Pardon, ho pronunciato la parola bandita. Perché il termine femminismo, alle donne dell’Italia che conta, piace poco. Meglio trovare parole nuove, più politically correct, come “risveglio delle donne”, come se fosse la prima volta, come se non fosse successo niente fino ad ora, come se all’estero non ci fosse un dibattito vivacissimo, come se non fossero state scritte tonnellate di libri sull’argomento. Le donne dell’Italia che conta, quando ho chiesto di poter lasciare i volantini della rivista femminista Xxd per cui scrivo sul tavolo dove c’era il materiale informativo di “Se non ora quando”, hanno storto il naso e alzato le spalle. Se proprio vuoi, mi hanno detto, senza nemmeno guardarmi in faccia. Speravo che mi chiedessero almeno: che rivista è? Ma si sa, senza un pedigree, nell’Italia che conta, non sei nessuno. Se ti va bene sei una faccia senza un nome, sennò un nome senza un cognome. Grazie! Lo sapevo già e non mi servivano 14 ore di treno in due giorni per ricordarmelo.
Ma sabato a Siena c’era anche qualcosa di meraviglioso. C’erano le donne che avevo visto nelle piazze del 13 febbraio, le donne che quando parlano di precariato e maternità impossibile – due temi ricorrenti nella giornata di sabato – sanno che cosa stanno dicendo perché lo vivono o l’hanno vissuto sulla loro pelle. C’era il bellissimo gruppo delle Archeologhe che (r)esistono. C’erano le donne che si battono contro la mafia, le donne di Arcilesbica, le donne di Punto G e tantissime altre. C’erano le donne dell’Italia “che conta davvero”. E il problema è proprio questo: le donne “dell’Italia che conta davvero” possono continuare a farsi rappresentare da quelle “dell’Italia che conta”? Non c’è altro modo? Perché non siamo capaci di un movimento dove chi parla di precarietà o di maternità lo fa con cognizione di causa e non perché l’ha sentito dire dalla colf? Perché anche se nascesse un partito formato da sole donne che contano come la Camusso e la Bongiorno (e tutte le altre che potete vedere nelle varie photogallery online) non lo voterei di certo.

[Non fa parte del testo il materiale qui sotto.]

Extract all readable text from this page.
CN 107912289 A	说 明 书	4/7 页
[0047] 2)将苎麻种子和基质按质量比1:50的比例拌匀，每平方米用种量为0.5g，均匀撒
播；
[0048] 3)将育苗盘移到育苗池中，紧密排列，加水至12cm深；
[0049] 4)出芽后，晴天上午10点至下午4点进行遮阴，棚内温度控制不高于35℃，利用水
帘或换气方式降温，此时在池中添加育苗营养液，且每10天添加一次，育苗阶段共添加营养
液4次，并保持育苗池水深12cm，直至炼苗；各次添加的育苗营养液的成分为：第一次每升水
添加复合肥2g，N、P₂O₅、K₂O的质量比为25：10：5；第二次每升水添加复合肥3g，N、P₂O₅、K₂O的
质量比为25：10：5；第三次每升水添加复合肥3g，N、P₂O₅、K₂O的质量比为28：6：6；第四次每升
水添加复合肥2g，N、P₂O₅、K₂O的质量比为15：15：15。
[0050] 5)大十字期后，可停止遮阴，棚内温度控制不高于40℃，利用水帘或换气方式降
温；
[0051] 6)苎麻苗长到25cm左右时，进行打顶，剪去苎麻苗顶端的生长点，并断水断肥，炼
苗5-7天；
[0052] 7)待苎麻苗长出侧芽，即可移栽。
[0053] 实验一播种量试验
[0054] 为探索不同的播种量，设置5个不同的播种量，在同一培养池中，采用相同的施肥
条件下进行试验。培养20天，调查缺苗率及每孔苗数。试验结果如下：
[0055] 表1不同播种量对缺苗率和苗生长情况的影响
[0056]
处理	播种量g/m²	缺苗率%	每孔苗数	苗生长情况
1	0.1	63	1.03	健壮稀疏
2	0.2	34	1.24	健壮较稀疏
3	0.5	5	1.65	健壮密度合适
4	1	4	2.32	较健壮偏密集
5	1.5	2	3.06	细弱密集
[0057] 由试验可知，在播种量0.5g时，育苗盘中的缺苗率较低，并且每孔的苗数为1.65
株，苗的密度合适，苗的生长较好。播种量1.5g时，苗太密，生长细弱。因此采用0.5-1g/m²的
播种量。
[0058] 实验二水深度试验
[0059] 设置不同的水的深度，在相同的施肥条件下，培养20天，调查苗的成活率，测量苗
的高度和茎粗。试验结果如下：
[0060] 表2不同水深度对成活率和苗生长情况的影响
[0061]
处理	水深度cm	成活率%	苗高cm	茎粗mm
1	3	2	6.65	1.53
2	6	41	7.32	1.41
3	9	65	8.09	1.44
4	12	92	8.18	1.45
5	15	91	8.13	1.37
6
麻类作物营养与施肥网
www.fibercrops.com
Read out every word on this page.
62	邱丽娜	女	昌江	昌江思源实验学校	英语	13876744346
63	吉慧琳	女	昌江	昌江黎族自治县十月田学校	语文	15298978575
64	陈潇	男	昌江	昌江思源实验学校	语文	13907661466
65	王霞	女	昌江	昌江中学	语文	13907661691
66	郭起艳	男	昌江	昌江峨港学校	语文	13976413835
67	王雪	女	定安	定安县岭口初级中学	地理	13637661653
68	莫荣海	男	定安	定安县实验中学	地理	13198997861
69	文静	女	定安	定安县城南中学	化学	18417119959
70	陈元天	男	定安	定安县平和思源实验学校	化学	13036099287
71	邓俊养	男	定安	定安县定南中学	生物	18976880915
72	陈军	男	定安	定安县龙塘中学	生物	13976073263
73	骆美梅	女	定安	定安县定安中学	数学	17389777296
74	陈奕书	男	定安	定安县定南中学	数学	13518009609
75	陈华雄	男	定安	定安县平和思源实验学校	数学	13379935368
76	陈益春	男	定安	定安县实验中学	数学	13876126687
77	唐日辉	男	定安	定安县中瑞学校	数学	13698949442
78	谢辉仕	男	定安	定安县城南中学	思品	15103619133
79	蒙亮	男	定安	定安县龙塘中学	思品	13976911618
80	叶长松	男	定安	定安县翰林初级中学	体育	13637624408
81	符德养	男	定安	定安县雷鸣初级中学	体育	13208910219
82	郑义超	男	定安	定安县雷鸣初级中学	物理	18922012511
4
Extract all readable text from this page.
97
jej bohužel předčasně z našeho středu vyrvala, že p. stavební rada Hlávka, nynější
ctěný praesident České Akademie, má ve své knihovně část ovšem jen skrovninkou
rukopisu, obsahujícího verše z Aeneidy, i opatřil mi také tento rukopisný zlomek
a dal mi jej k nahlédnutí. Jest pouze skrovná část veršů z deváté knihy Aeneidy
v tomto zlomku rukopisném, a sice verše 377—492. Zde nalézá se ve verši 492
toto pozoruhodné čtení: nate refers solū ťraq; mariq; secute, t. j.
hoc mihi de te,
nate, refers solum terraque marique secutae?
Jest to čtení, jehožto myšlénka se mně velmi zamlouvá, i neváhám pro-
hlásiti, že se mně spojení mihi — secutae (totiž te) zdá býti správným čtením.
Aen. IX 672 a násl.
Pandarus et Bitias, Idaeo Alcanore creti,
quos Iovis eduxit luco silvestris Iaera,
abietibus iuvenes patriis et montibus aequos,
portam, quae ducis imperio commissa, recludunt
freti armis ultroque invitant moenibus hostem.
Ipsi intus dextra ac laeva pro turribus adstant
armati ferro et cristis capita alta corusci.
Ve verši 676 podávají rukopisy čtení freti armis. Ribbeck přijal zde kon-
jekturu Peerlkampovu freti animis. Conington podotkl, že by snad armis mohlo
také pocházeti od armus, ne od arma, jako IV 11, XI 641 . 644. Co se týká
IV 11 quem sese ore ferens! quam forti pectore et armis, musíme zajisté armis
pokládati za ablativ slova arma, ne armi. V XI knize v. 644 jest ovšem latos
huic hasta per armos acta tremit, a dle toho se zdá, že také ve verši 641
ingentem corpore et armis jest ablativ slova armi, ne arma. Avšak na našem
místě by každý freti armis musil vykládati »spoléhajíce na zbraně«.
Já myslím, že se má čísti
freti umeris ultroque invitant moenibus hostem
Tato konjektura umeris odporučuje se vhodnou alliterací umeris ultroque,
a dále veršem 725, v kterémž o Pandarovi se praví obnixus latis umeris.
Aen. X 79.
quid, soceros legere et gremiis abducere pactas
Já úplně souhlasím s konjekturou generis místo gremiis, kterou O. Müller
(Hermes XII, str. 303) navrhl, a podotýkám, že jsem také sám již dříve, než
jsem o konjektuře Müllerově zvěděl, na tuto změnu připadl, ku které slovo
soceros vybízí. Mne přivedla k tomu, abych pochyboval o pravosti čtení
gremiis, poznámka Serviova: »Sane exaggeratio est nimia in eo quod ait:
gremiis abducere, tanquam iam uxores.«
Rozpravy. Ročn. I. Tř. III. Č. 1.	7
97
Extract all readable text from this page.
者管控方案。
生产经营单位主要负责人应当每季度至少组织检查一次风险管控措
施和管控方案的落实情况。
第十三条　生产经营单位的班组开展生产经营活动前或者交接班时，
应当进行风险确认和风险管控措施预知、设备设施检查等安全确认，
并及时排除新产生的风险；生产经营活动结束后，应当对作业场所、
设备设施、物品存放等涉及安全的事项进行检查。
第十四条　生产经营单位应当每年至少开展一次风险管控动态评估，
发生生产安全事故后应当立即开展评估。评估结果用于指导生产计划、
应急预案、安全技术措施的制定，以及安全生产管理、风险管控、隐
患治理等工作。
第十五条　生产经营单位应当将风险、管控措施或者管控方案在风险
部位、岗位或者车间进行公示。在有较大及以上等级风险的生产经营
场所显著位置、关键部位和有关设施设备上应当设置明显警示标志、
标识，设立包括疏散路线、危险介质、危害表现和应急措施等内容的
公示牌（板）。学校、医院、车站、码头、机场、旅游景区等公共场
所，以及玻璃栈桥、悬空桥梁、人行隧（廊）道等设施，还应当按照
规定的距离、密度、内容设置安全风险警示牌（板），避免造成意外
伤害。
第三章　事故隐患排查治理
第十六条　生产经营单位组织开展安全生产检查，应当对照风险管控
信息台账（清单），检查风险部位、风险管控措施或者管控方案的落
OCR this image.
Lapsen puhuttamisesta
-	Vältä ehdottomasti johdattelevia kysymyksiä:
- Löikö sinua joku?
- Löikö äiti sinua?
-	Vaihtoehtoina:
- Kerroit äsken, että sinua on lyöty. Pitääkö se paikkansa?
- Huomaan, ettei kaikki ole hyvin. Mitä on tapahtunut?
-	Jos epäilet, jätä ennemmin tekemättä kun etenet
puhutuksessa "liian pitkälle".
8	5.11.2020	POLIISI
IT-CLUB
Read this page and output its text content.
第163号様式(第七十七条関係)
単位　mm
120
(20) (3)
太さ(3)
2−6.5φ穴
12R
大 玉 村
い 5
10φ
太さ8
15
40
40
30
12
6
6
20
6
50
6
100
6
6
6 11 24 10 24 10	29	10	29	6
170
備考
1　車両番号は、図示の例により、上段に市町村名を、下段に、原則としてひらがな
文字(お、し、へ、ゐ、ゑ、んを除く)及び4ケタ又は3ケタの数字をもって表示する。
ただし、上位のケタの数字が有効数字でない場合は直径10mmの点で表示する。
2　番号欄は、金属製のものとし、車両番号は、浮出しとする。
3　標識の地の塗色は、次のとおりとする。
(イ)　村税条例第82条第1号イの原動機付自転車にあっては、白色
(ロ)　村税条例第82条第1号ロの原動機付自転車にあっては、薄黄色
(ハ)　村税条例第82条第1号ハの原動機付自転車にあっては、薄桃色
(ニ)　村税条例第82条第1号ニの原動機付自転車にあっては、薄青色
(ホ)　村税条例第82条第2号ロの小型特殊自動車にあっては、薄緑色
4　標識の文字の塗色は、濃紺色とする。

“Se non ora quando” ha fatto riunire le donne nelle piazze lo scorso inverno. Ci ha ricordato che siamo tante, che siamo arrabbiate e che abbiamo molto da dire. Ma ora basta con questi slogan patetici, questi palloncini e queste bolle di sapone. Basta con questo femminismo caviar. Se ci vedessero Virginia Woolf, Shulamith Firestone, German Greer, Luce Irigaray, Elisabeth Badinter, Judith Butler, Rosy Braidotti ed Erica Jong (solo per citarne alcune e omettendo le italiane), che cosa penserebbero di noi?